Au demeurant, les accusations de représailles de la part de l'OCIRT, évoquées par le recourant à son encontre, ne sont pas fondées, l'autorité intimée ayant transmis par courrier le rapport d'inspection retiré par erreur du dossier administratif et spontanément prolongé le délai imparti au recourant pour se mettre en conformité.

Au vu de ce qui précède, le recours est entièrement mal fondé et doit être rejeté.

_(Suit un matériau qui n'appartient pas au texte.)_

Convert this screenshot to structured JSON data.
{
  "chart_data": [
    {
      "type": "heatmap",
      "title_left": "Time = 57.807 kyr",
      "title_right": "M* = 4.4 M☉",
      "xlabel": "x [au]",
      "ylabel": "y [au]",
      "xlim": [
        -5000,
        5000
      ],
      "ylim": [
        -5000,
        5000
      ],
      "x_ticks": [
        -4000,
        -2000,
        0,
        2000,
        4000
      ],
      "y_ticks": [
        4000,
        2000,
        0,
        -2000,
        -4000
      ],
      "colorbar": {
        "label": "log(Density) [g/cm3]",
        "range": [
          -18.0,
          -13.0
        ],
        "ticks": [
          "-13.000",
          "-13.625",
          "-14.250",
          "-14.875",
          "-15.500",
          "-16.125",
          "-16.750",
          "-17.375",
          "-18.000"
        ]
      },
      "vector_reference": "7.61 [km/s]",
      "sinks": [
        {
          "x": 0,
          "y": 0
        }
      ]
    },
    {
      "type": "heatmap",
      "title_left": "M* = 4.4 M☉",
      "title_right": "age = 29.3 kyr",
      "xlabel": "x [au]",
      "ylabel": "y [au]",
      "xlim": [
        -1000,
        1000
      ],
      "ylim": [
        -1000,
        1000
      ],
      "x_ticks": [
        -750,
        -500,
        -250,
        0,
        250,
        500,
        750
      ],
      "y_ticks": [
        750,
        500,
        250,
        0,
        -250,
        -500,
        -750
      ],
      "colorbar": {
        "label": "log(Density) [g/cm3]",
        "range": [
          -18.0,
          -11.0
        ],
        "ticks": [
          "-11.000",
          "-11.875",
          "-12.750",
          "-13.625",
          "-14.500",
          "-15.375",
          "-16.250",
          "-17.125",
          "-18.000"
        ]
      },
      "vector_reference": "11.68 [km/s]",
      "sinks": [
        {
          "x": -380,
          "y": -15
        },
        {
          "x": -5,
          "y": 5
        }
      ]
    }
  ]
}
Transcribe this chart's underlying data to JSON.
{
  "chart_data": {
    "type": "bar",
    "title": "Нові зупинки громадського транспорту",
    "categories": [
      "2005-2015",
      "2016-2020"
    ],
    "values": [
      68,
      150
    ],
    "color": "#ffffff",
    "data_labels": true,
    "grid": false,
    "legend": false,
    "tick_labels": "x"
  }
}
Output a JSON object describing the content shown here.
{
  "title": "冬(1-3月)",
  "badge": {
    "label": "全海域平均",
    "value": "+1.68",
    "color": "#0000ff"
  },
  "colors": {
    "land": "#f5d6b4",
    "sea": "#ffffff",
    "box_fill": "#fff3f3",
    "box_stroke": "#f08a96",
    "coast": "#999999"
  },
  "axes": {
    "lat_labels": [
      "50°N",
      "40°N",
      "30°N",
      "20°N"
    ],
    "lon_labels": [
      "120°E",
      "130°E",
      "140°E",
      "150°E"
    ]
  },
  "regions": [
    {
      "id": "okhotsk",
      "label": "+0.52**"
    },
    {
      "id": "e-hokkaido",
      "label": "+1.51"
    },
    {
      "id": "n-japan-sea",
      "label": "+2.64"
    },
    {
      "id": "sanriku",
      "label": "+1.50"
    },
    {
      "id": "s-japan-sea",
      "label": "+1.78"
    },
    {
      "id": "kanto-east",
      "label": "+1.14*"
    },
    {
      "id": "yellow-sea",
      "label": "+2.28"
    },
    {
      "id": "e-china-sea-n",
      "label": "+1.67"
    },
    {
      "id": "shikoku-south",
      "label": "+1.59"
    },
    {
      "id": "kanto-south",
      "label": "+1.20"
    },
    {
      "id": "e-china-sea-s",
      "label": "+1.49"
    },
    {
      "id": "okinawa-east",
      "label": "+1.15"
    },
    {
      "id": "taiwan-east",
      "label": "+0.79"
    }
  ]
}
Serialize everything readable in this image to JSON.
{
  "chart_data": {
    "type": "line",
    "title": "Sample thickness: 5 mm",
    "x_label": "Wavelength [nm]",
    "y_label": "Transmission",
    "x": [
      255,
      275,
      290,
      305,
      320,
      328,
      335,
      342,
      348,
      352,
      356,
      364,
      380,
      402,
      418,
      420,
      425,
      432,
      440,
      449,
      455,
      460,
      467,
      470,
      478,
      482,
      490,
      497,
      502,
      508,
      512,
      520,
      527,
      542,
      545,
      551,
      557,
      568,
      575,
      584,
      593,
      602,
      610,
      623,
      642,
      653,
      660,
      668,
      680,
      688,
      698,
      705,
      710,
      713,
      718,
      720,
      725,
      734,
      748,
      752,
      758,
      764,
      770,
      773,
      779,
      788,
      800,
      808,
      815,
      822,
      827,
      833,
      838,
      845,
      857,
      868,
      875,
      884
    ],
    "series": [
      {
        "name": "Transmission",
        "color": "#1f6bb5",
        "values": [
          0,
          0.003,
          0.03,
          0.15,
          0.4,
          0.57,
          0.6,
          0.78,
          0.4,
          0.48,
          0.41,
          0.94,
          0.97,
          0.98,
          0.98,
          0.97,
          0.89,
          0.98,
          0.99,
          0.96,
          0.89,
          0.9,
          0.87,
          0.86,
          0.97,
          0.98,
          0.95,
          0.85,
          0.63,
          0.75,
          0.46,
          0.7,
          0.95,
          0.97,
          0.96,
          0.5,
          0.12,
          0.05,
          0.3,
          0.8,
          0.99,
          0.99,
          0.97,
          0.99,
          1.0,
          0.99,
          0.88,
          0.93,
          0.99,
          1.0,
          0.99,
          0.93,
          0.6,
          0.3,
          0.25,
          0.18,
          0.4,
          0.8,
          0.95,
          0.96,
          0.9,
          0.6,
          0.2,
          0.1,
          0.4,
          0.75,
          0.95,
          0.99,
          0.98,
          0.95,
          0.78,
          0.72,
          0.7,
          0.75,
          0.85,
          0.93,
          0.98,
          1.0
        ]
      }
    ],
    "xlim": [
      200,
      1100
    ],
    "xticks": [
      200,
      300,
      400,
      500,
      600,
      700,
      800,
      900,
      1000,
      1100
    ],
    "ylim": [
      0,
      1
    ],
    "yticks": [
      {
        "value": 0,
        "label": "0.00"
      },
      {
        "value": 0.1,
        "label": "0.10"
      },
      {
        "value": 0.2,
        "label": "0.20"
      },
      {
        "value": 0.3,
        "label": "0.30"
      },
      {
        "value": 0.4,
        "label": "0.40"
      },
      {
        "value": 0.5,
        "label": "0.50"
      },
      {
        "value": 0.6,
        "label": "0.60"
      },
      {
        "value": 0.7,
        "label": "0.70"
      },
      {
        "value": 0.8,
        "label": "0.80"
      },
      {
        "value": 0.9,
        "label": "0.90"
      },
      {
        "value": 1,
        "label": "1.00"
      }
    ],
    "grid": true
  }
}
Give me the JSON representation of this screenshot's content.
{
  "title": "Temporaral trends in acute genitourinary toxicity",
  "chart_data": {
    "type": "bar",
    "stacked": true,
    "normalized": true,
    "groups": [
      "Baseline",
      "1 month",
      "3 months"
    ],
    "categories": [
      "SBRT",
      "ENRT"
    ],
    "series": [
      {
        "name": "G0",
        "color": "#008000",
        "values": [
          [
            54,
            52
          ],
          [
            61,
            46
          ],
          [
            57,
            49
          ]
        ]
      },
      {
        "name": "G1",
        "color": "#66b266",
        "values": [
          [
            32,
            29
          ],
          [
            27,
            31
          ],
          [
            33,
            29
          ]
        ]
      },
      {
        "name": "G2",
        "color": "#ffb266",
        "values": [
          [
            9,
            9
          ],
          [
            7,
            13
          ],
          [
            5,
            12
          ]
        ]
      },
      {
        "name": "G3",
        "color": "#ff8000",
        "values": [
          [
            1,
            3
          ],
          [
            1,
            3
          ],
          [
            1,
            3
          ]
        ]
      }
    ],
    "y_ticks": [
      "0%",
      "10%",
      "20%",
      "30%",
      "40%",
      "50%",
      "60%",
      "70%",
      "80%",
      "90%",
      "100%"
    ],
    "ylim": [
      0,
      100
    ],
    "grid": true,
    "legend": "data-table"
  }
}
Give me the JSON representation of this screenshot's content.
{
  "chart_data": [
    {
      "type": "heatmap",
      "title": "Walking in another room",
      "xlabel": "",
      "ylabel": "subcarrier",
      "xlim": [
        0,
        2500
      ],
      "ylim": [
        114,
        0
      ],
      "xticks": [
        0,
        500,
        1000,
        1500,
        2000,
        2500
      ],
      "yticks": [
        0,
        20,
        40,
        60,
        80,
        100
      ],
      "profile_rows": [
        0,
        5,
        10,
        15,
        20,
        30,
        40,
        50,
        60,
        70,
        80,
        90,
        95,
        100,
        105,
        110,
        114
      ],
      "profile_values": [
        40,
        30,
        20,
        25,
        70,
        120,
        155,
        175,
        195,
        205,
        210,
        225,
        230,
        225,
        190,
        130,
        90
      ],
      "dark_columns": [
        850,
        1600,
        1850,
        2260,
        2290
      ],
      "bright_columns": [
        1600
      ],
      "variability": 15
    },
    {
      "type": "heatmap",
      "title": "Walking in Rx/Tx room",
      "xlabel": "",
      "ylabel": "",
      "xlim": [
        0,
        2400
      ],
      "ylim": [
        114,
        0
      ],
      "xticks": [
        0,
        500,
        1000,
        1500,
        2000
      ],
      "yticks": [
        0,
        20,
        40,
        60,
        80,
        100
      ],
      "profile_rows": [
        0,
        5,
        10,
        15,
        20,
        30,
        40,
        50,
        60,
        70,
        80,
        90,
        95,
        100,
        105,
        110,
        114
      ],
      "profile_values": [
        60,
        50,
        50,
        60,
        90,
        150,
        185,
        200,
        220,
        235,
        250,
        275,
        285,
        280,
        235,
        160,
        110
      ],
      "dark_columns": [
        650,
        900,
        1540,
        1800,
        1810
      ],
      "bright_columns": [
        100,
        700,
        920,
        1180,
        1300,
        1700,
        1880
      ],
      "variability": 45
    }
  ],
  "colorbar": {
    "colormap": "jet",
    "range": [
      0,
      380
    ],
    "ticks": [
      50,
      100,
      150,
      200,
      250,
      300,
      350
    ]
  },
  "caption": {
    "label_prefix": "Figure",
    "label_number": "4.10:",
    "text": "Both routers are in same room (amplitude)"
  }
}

6) Un émolument de procédure de CHF 1'000.- sera mis à la charge du recourant, qui succombe (art. 87 al. 2 LPA), et aucune indemnité de procédure ne sera allouée (art. 87 al. 2 LPA).

* * * * *

PAR CES MOTIFS
LA CHAMBRE ADMINISTRATIVE

à la forme :

déclare recevable le recours interjeté le 30 septembre 2019 par Monsieur A______ contre la décision de l'office cantonal de l'inspection et des relations du travail du 19 septembre 2019 ;

au fond :

le rejette ;

met un émolument de CHF 1'000.- à la charge de Monsieur A______ ;

dit qu'il n'est pas alloué d'indemnité ;

dit que, conformément aux art. 82 ss de la loi fédérale sur le Tribunal fédéral du 17 juin 2005 (LTF - RS 173.110), le présent arrêt peut être porté dans les trente jours qui suivent sa notification par-devant le Tribunal fédéral, par la voie du recours en matière de droit public ; le mémoire de recours doit indiquer les conclusions, motifs et moyens de preuve et porter la signature du recourant ou de son mandataire ; il doit être adressé au Tribunal fédéral, 1000 Lausanne 14, par voie postale ou par voie électronique aux conditions de l'art. 42 LTF. Le présent arrêt et les pièces en possession du recourant, invoquées comme moyens de preuve, doivent être joints à l'envoi ;

communique le présent arrêt à Me Malek Adjadj, avocat du recourant, ainsi qu'à l'office cantonal de l'inspection et des relations du travail.

Siégeant : Mme Krauskopf, présidente, Mmes Payot Zen-Ruffinen et Cuendet, juges.

Au nom de la chambre administrative :

la greffière-juriste :

 

 

S. Hüsler Enz

 

 

la présidente siégeant :

 

 

F. Krauskopf

Copie conforme de cet arrêt a été communiquée aux parties.